Location: Baxter Park, Main and Spring Street, Medfield
Coordinates: 42°11’07.8″N 71°18’30.5″W
Date dedicated: November 11, 1995
Sculptor/designer/manufacturer: Design by Medfield Committee to Study Memorials, chaired by Richard DeSorgher; Morse and Beggs of Attleboro, fabrication of monument; Steve Wallace of Medfield, foundation and brick work

Many smaller towns in Massachusetts did not erect a monument after the Civil War but have since placed tablets or plaques of the “Honor Roll” variety in tribute to those who served in multiple wars. Although these are not, strictly speaking, Civil War monuments, we include them in this project as they do, in part, memorialize those who served and/or died in the Civil War.

Medfield’s War Memorial is one of several in Baxter Park. It was originally conceived as a World War II memorial to be erected in observance of the 50th anniversary of the end of that war. The project was undertaken by a Committee to Study Memorials consisting of Richard DeSorgher (chair), Clifford Doucette, Robert Kinsman, David Temple and Patricia Walsh. The committee produced a design featuring the names of those who served in WWII on the side of the monument facing Main Street and the names of those from Medfield who served in the Revolution, Mexican War, Civil War, Spanish-American War, and World War I on the south side of the monument. It was dedicated on Veterans Day, 1995. The keynote speaker was WWII veteran John Mezzanotte who was, according to the committee’s report, the originator of the petition which led to the monument.[1]

In all, 82 men from Medfield served in the Civil War. Fourteen Medfield men died in the war. The first volunteer was Alexander Cameron who enlisted on April 22, 1861 just a week after Lincoln’s first call for troops. He served with the 4th Massachusetts Militia for a term of 90-days.
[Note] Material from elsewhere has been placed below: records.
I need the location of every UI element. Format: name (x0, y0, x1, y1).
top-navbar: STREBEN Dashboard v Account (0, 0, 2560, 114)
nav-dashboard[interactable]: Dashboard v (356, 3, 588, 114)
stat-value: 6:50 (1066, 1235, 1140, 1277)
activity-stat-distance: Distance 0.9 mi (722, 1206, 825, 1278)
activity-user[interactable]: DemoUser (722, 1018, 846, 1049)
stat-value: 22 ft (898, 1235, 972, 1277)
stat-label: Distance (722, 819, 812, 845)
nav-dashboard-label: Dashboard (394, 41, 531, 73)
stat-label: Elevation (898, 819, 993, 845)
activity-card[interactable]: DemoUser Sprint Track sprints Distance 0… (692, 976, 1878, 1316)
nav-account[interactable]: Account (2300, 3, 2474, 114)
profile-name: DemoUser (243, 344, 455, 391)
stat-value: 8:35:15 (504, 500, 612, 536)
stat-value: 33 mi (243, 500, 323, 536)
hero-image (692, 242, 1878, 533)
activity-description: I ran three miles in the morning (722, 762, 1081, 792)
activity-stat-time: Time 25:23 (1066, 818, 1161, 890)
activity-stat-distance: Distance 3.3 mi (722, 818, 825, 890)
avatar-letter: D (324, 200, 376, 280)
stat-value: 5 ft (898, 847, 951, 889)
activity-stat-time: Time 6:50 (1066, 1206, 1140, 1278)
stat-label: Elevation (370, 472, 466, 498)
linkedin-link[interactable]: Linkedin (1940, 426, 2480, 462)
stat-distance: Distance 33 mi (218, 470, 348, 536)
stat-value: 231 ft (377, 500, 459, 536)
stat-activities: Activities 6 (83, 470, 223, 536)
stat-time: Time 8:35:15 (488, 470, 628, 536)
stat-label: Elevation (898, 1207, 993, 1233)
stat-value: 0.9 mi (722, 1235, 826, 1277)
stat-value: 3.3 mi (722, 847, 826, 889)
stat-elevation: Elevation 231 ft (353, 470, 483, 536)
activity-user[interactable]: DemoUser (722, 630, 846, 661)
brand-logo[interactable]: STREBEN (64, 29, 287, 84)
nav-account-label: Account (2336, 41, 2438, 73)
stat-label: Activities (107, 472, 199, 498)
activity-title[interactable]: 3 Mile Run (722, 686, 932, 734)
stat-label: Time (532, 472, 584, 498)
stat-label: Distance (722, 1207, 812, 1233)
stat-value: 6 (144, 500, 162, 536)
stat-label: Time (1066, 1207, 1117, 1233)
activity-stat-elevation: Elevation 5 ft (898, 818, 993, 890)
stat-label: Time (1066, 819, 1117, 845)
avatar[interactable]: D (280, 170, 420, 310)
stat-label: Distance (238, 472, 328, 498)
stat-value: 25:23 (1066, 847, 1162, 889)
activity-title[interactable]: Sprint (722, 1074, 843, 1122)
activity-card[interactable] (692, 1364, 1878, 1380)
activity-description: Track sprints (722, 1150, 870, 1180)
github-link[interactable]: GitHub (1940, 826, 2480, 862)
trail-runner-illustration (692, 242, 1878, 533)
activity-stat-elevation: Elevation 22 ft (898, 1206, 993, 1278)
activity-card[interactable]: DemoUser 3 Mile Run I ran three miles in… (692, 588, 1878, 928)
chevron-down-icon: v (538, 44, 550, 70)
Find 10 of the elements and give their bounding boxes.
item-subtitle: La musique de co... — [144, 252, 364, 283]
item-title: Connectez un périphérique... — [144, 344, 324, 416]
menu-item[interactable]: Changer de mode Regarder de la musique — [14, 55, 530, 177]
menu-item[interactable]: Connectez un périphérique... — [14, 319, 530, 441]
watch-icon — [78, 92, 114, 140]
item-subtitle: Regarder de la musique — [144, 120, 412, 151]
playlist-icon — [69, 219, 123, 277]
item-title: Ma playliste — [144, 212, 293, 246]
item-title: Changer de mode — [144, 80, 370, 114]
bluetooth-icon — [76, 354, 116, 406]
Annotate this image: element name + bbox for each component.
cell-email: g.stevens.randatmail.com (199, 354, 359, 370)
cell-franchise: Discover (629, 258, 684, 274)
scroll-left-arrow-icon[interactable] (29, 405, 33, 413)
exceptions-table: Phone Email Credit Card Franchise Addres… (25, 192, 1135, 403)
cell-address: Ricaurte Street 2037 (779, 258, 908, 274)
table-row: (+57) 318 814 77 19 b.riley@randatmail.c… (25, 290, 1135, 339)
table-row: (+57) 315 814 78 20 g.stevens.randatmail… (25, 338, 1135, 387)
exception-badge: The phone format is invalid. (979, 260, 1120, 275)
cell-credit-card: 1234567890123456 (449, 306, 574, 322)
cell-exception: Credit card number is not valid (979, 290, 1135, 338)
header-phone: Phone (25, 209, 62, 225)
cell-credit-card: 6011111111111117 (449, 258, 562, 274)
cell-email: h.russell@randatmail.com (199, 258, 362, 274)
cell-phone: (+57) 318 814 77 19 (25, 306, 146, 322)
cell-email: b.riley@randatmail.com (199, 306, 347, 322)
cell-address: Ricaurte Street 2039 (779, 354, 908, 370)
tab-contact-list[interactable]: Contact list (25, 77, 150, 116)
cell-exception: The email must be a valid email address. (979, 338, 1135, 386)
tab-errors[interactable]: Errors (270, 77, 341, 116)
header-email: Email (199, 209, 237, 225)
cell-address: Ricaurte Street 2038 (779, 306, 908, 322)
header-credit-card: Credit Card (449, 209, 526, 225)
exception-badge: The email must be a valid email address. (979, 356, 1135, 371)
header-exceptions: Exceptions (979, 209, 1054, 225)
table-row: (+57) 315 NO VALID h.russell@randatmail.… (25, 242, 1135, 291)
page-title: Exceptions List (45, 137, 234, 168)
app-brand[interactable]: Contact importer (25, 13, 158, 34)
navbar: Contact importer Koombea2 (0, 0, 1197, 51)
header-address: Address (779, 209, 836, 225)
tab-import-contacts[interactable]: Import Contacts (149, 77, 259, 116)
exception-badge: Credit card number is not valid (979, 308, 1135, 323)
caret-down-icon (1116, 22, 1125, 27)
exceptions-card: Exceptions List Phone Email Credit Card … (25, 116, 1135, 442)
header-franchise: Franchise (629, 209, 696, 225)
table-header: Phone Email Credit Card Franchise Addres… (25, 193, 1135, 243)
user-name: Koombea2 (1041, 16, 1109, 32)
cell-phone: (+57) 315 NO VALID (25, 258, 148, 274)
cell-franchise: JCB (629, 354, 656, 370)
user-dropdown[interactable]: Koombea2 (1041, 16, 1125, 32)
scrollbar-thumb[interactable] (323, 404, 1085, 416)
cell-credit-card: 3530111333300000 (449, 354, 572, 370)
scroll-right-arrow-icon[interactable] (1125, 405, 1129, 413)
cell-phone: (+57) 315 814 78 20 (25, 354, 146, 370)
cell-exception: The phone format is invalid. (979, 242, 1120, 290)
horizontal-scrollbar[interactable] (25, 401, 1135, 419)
Nearly a quarter of Medfield’s soldiers served in the 42nd Massachusetts Infantry.[2] This was one of numerous units formed across the loyal states in response to Lincoln’s call in August 1862 for 300,000 men to serve a term of 9 months. The shorter term was an incentive as the typical regiment recruited prior to this signed up for a three-year term. The 42nd Massachusetts became part of the Army of the Gulf and served in Texas and Louisiana. Three companies were captured, and later paroled, during the Battle of Galveston. One company took part in the Siege of Port Hudson. But aside from this, the unit served fairly uneventful garrison duty in Louisiana.

Joseph Stedman of Medfield was promoted to Lieutenant Colonel and second-in-command of the 42nd Massachusetts. He had first enlisted with the 6th Massachusetts, serving as sergeant. He reenlisted with the 42nd Massachusetts as captain of the Adams Guards, a local militia company which became Company B of that regiment. He was almost immediately elected Lieutenant Colonel based on the fact that he had served as an instructor in military tactics at Norwich Academy.[3] He commanded portions of the regiment during its service and had overall charge of several posts where the 42nd Massachusetts and other regiments served garrison duty in and around New Orleans.

Another noteworthy soldier from Medfield was Allen Kingsbury who enlisted on May 23, 1861 with the 1st Massachusetts Infantry. He was killed during an assault on the Confederate works at Yorktown, Virginia on April 26, 1862. He left a journal and a collection of letters which a friend of his had published during the war under the title, The Hero of Medfield. His descriptions of camp life and battle are interesting and make for a historically valuable source. He was wounded during the Battle of Bull Run and wrote an entry in his journal while in a field hospital:

I am wounded, a spent cannon ball struck me in the leg, and felled me to the ground…I am in the hospital at Centreville, there are twenty here, some are fatally wounded — some are shot through the arms, legs and feet. One man had his ear shot off by a cannon ball, one was shot through the abdomen, he cannot live. One had his leg taken off by a rifled cannon ball; one was struck by a cannon ball in the thigh, he cannot live. Six of our Co. are dead, six wounded and 11 missing…[Later] It is Sunday, but don’t seem much like it to me. I should like to be in Medfield this morning.

The volume can be read here.

[1] “Committee to Study Memorials,” in Medfield Annual Report, 1995, 89-91.

[2] Town of Medfield, Proceedings at the dedication of the town hall, Medfield, September 10, 1872…and a record of the soldiers furnished by the town in the late war of the rebellion, (Medfield: Printed by the town, 1875), 64-65.

[3] Charles P. Bosson, History of the Forty-Second Regiment Infantry: Massachusetts Volunteers, 1862, 1863, 1864, (Boston: Mills, Knight & Co., printers, 1886), 6.